In view of the above, a package that could eliminate or greatly reduce the requirement for drivers and receivers on chips would; allow chip area to be utilized for increasing the number and proximity of internal circuits wherein the useful data processing is done, would increase process or speed because of closer proximity of circuits and elimination of driver delays, and also would decrease chip power requirements so that simpler chip cooling means may be utilized.
Such a package would also be capable of emulating a wafer scale integration structure because the elimination or minimization of drivers and receivers would make each group of internal circuits, (each group typically being embodied in a discrete separate semiconductor structure), functionally behave like a group of circuits integrated into a wafer scale integration structure.

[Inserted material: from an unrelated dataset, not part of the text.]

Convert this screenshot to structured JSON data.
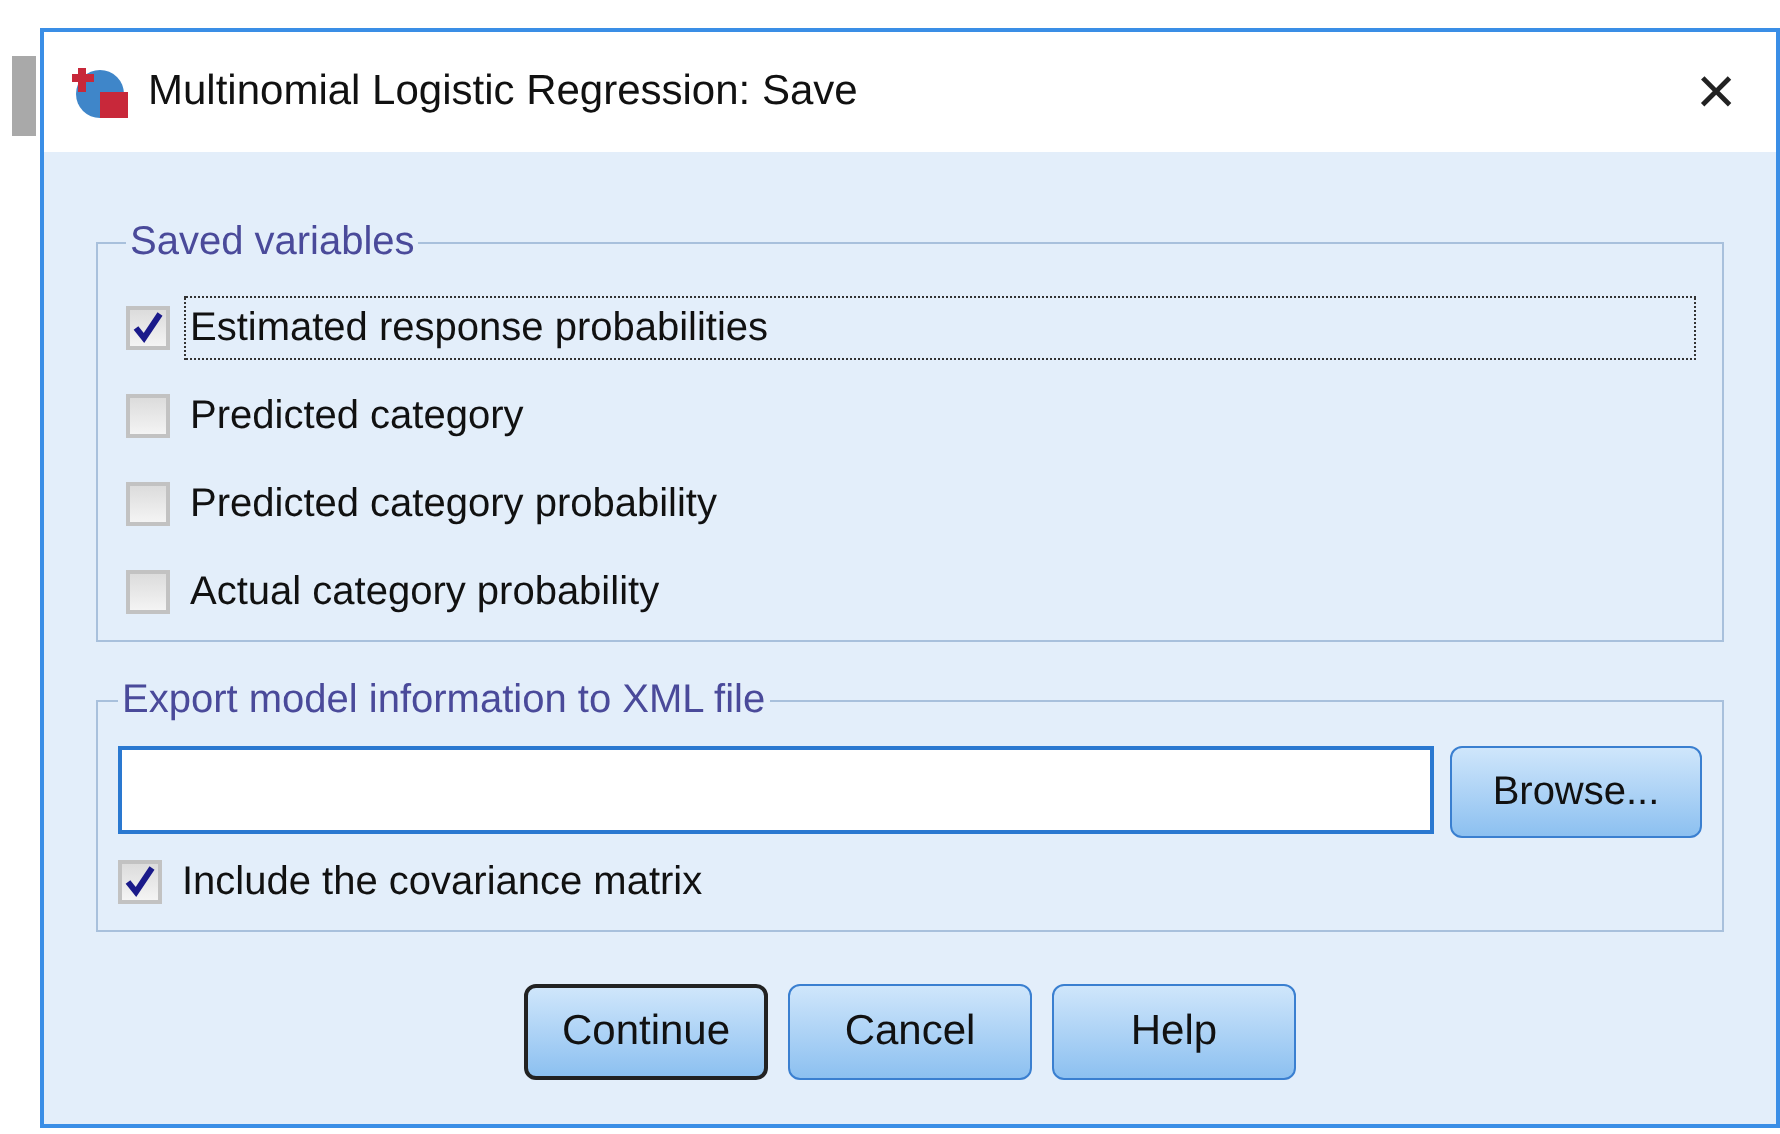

Other wafer scale integration designs have been described by Bergendahl et al in "Thick Film Micro Transmission Line Interconnections for Wafer Scale Integration", published in the Proceedings of the 3rd International Symposium on VLSI Science and Technology, 1985. The Bergendahl et al reference describes signal propagation means associated with conventional thin film interconnections on a wafer scale integration level. Bergendahl et al shows how thin film metal lines in the state of the art are unacceptably slow, and describes how thick film lines of certain geometries can achieve superior electrical performance. In addition to not being capable of providing the high densities associated with thin film lines, the reference does not address how to achieve an acceptable power distribution scheme to supply power throughout the wafer scale integration structure. Neither does the reference address the problems that are caused by simultaneous switching noise, coupled noise and achieving the low noise levels required in a wafer scale integration package having substantially no drivers or receivers.

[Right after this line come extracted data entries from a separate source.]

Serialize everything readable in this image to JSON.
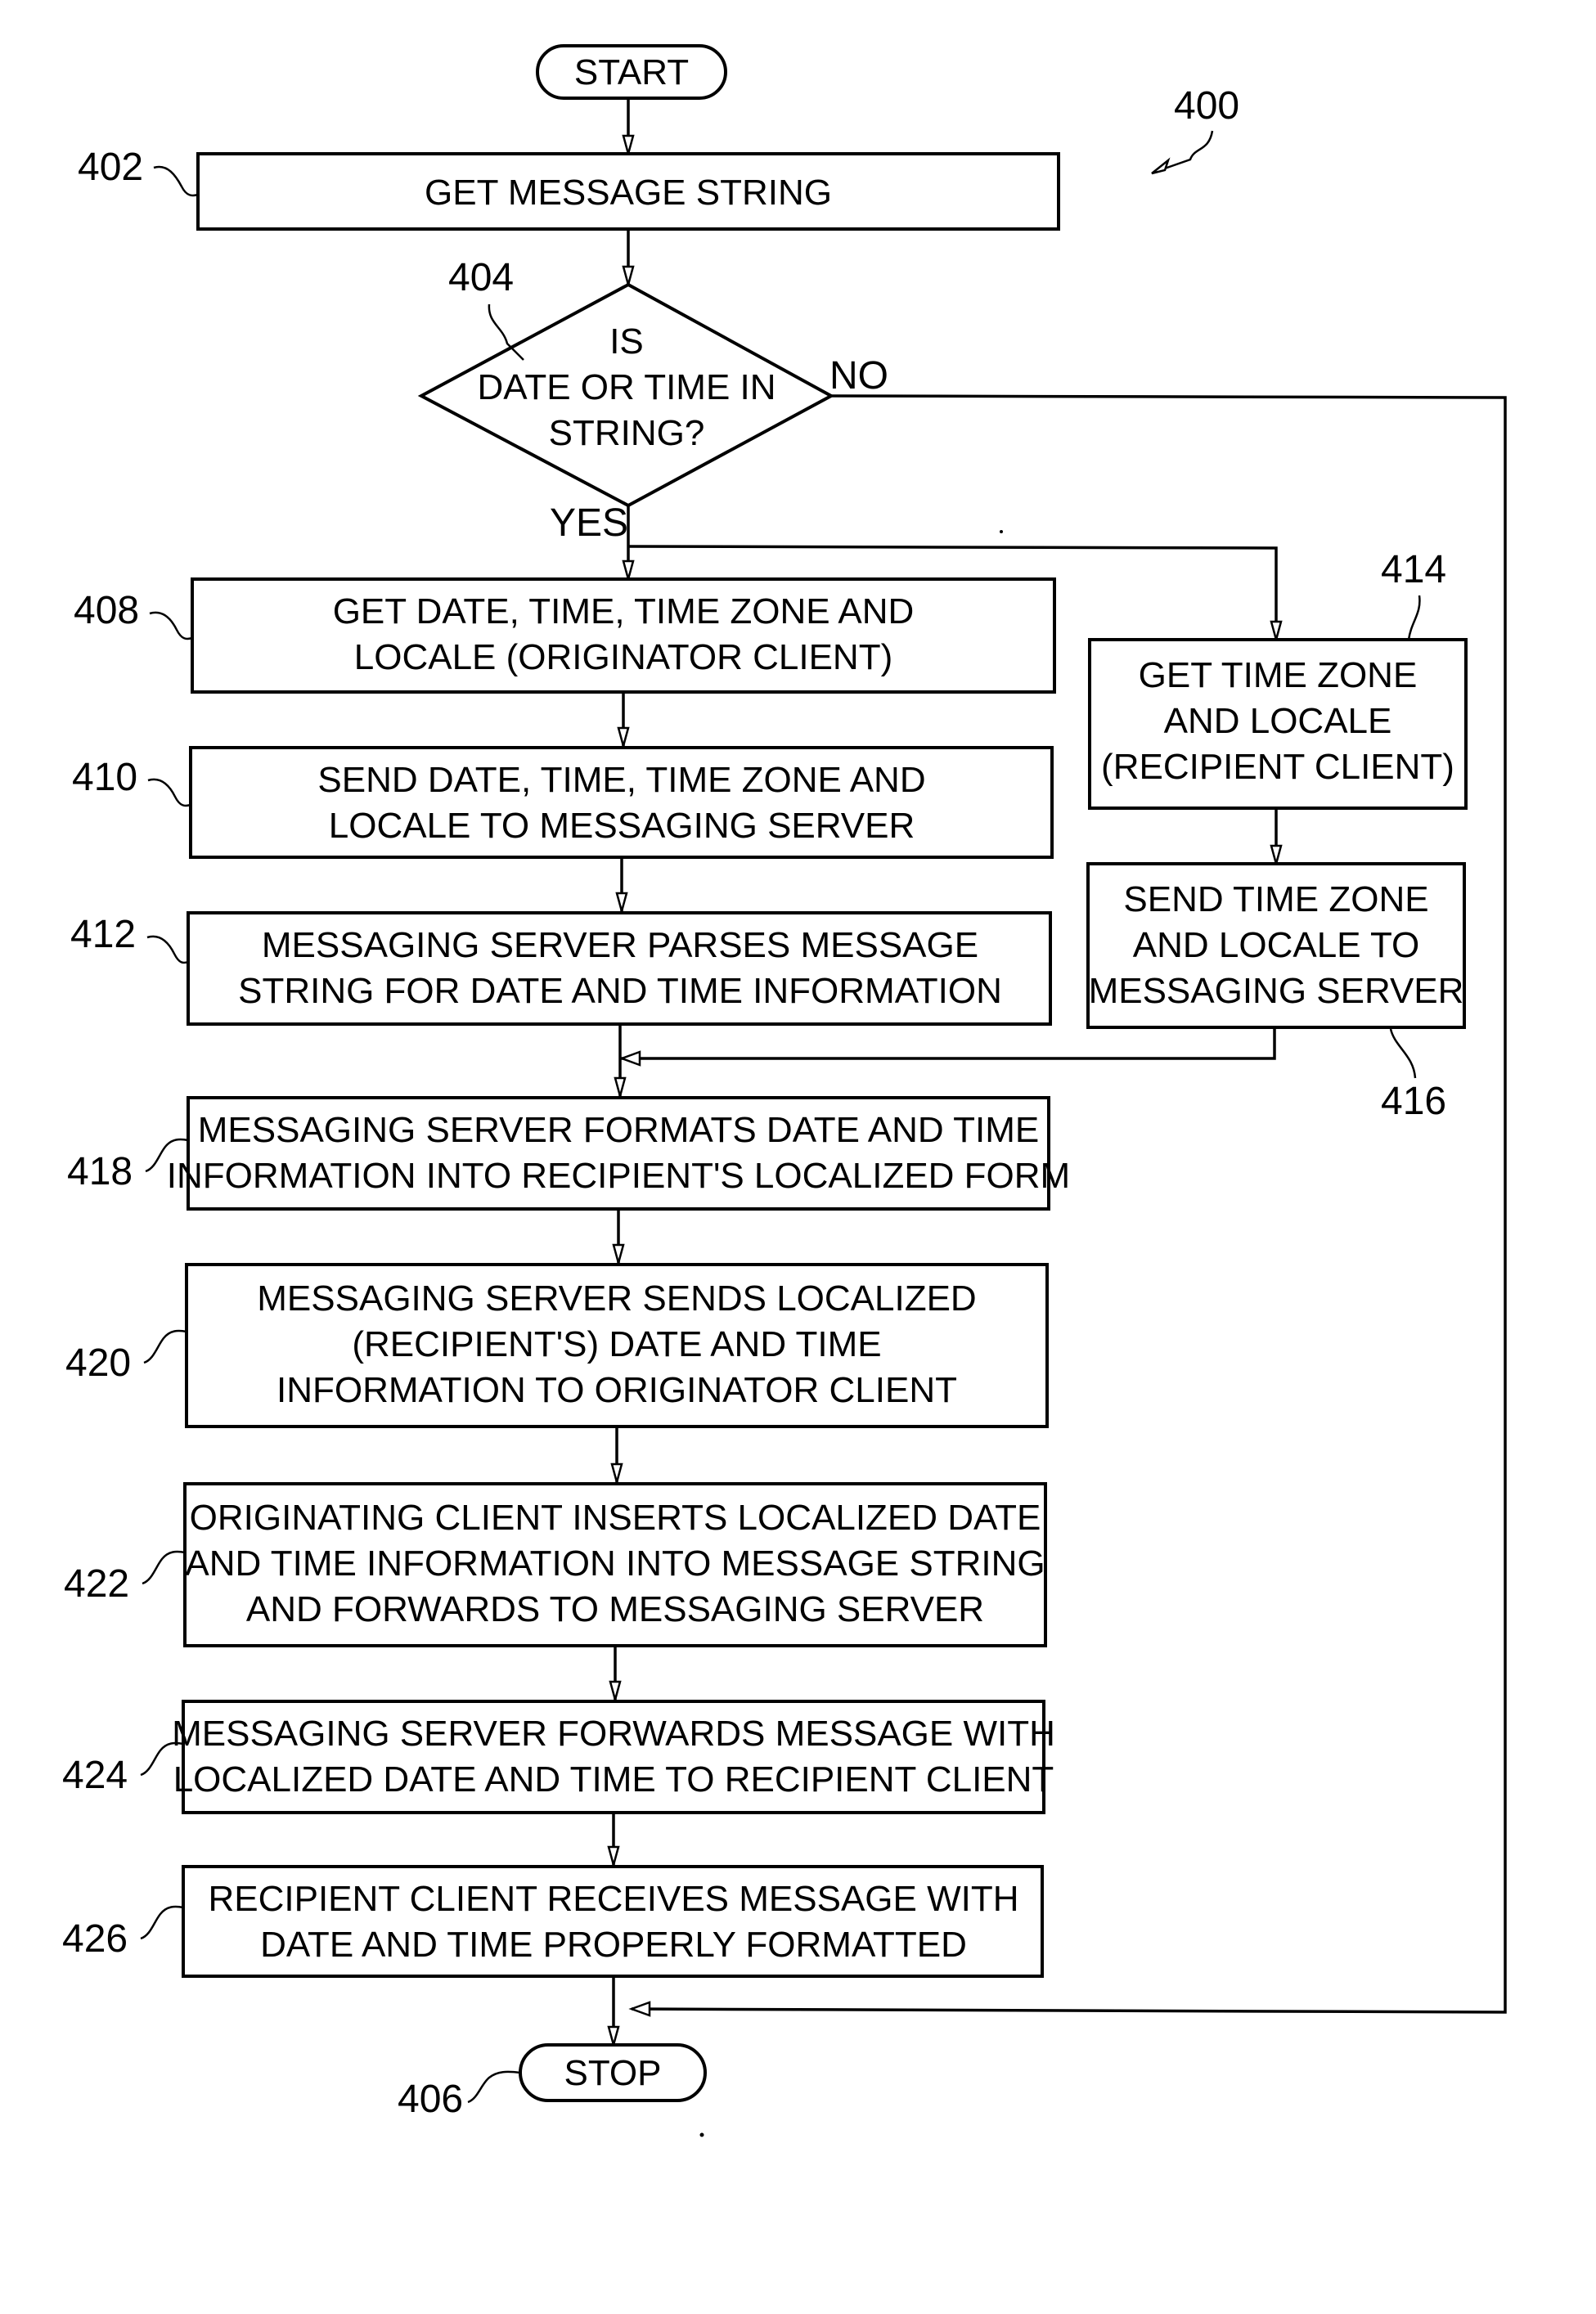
{
  "figure": {
    "ref": "400",
    "terminals": {
      "start": {
        "label": "START"
      },
      "stop": {
        "label": "STOP",
        "ref": "406"
      }
    },
    "decision": {
      "ref": "404",
      "lines": [
        "IS",
        "DATE OR TIME IN",
        "STRING?"
      ],
      "yes_label": "YES",
      "no_label": "NO"
    },
    "steps": {
      "s402": {
        "ref": "402",
        "lines": [
          "GET MESSAGE STRING"
        ]
      },
      "s408": {
        "ref": "408",
        "lines": [
          "GET DATE, TIME, TIME ZONE AND",
          "LOCALE (ORIGINATOR CLIENT)"
        ]
      },
      "s410": {
        "ref": "410",
        "lines": [
          "SEND DATE, TIME, TIME ZONE AND",
          "LOCALE TO MESSAGING SERVER"
        ]
      },
      "s412": {
        "ref": "412",
        "lines": [
          "MESSAGING SERVER PARSES MESSAGE",
          "STRING FOR DATE AND TIME INFORMATION"
        ]
      },
      "s414": {
        "ref": "414",
        "lines": [
          "GET TIME ZONE",
          "AND LOCALE",
          "(RECIPIENT CLIENT)"
        ]
      },
      "s416": {
        "ref": "416",
        "lines": [
          "SEND TIME ZONE",
          "AND LOCALE TO",
          "MESSAGING SERVER"
        ]
      },
      "s418": {
        "ref": "418",
        "lines": [
          "MESSAGING SERVER FORMATS DATE AND TIME",
          "INFORMATION INTO RECIPIENT'S LOCALIZED FORM"
        ]
      },
      "s420": {
        "ref": "420",
        "lines": [
          "MESSAGING SERVER SENDS LOCALIZED",
          "(RECIPIENT'S) DATE AND TIME",
          "INFORMATION TO ORIGINATOR CLIENT"
        ]
      },
      "s422": {
        "ref": "422",
        "lines": [
          "ORIGINATING CLIENT INSERTS LOCALIZED DATE",
          "AND TIME INFORMATION INTO MESSAGE STRING",
          "AND FORWARDS TO MESSAGING SERVER"
        ]
      },
      "s424": {
        "ref": "424",
        "lines": [
          "MESSAGING SERVER FORWARDS MESSAGE WITH",
          "LOCALIZED DATE AND TIME TO RECIPIENT CLIENT"
        ]
      },
      "s426": {
        "ref": "426",
        "lines": [
          "RECIPIENT CLIENT RECEIVES MESSAGE WITH",
          "DATE AND TIME PROPERLY FORMATTED"
        ]
      }
    }
  }
}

In view of the above, there is a need in the art for an integrated circuit packaging structure which can provide the high circuit density, high performance characteristics of a wafer scale integration structure without suffering from low yields or high redundancy requirements. A need also exists for eulating wafer scale integration performance for high performance bipolar applications, and to reduce circuit power, and consequently reduce cooling requirements. There is also a need in the art for providing an integrated circuit packaging structure that is impedance controlled and has a plurality of interconnected internal circuits, integrated into discrete semiconductor segments, the segments being mounted on an underlying substrate. There is a need for each of the discrete semiconductor segments to have substantially no drivers and receivers or a minimum number thereof (i.e. substantially less than that predicted by Rent's Rule) for signal transmission between each discrete semiconductor segment; (however, the standard number of drivers and receivers per Rent's Rule will still be required for communications between integrated circuits on different underlying substrates). There is also a need in this package to have low inductance, low resistance power distribution while providing large amounts of current to circuits from more than one power supply. The package must have low coupled noise, DC drop, Delta-I noise and matched impedance to lower the noise contributions caused by reflections.
There is also a need for the underlying substrate to substantially match the thermal coefficient of expansion of each discrete semiconductor segment lying thereon.